Sans un mot, les deux indiens sortirent tranquillement de la ville. Chasseur les accompagnait tranquillement aux côtés du cheval de sa maîtresse. Teaspoon les aperçut alors qu’ils s’éloignaient. Cependant, il ne chercha pas à les rappeler. Mais voulant savoir ce qui c’était passé, il se dirigea tout de même vers le magasin où il savait qu’il retrouverait le reste de l’équipe.

Lorsqu’ils furent hors de la petite ville, Buck ouvrit la conversation le premier :
" Je suis désolé de ce qui s’est passé. D’habitude, j’évite d’entrer dans ce commerce. Monsieur Tompkins ne m’aime pas vraiment !
- Pourquoi t’excuser ? Demanda l’indienne. Tu n’as rien fait de mal. Et puis, j’ai cru comprendre que ce n’était pas toi que ce monsieur n’aime pas, mais les indiens en général !
- Peut-être mais si je n’étais pas venu, tu aurais pu rester avec les autres. Il ne t’aurait probablement pas chassée !" Répondit l’indien encore gêné par l’incident.
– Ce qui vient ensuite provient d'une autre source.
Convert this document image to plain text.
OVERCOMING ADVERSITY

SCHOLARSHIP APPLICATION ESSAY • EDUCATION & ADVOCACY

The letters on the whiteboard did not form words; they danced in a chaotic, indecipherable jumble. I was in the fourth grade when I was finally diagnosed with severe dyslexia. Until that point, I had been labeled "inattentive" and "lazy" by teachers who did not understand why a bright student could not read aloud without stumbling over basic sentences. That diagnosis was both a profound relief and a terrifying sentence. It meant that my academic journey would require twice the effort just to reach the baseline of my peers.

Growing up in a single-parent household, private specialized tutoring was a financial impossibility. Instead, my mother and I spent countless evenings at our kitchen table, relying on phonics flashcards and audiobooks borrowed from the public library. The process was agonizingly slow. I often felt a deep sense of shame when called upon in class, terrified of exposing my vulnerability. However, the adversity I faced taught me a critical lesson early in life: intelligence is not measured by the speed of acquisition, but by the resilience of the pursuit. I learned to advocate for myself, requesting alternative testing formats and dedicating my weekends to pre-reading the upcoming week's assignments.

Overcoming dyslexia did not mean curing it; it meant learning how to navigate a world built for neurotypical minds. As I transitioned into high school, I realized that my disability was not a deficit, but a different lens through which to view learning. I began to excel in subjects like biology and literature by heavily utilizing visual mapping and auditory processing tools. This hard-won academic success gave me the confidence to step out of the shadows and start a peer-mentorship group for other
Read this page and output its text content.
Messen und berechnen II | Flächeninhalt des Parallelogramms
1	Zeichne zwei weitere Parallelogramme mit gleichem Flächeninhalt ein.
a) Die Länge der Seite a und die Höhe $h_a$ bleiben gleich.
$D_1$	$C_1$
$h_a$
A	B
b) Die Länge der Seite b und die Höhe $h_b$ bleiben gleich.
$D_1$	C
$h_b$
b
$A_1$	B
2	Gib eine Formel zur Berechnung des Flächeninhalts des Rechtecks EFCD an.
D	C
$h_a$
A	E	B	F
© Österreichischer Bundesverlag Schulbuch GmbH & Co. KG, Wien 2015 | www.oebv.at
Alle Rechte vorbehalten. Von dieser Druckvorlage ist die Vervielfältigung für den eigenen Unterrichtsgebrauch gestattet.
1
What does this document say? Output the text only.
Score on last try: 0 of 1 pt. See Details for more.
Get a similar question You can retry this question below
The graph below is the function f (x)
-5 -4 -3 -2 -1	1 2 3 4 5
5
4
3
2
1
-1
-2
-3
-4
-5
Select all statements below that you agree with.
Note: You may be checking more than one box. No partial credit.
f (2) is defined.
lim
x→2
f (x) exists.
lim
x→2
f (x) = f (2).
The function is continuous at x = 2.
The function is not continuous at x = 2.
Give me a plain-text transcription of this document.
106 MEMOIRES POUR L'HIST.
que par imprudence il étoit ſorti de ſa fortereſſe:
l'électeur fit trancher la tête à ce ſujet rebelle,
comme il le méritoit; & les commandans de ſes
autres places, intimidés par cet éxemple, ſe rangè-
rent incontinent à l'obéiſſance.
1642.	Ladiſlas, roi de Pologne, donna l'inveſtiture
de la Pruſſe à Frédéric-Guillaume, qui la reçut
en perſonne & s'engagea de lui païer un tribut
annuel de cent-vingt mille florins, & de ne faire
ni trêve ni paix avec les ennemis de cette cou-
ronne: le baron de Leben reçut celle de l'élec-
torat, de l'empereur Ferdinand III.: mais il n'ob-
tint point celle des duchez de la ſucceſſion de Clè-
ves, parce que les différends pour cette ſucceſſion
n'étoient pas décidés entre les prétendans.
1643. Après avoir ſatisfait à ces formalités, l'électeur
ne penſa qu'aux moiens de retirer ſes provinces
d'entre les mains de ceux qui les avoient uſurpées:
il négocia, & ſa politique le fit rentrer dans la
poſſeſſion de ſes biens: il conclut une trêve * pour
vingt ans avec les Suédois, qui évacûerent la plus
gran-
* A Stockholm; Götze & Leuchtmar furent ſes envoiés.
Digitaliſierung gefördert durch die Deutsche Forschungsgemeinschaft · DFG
Il pensait sincèrement que s’il n’avait pas été là, Monsieur Tompkins n’aurait pas fait le rapprochement entre P.V. et les indiens. Ainsi, la jeune femme aurait pu rester avec les autres au lieu de se sauver comme un voleur. Jusqu’à présent, il regardait les oreilles de son cheval qui remuaient dans tous les sens à l’affût du moindre bruit. Il n’osait pas regarder l’indienne qui l’accompagnait. Il craignait de la voir poser sur lui un regard désapprobateur. Mais devant le silence dans lequel P.V. venait de se murer tout à coup, il risqua un coup d’oeil. Celle-ci l’observait tranquillement. Elle ne semblait pas en colère par tout ce qui venait de se passer. Lorsque le regard de la jeune femme croisa le sien, elle lui dit avec calme :
" Je suis indienne et fière de l’être ! "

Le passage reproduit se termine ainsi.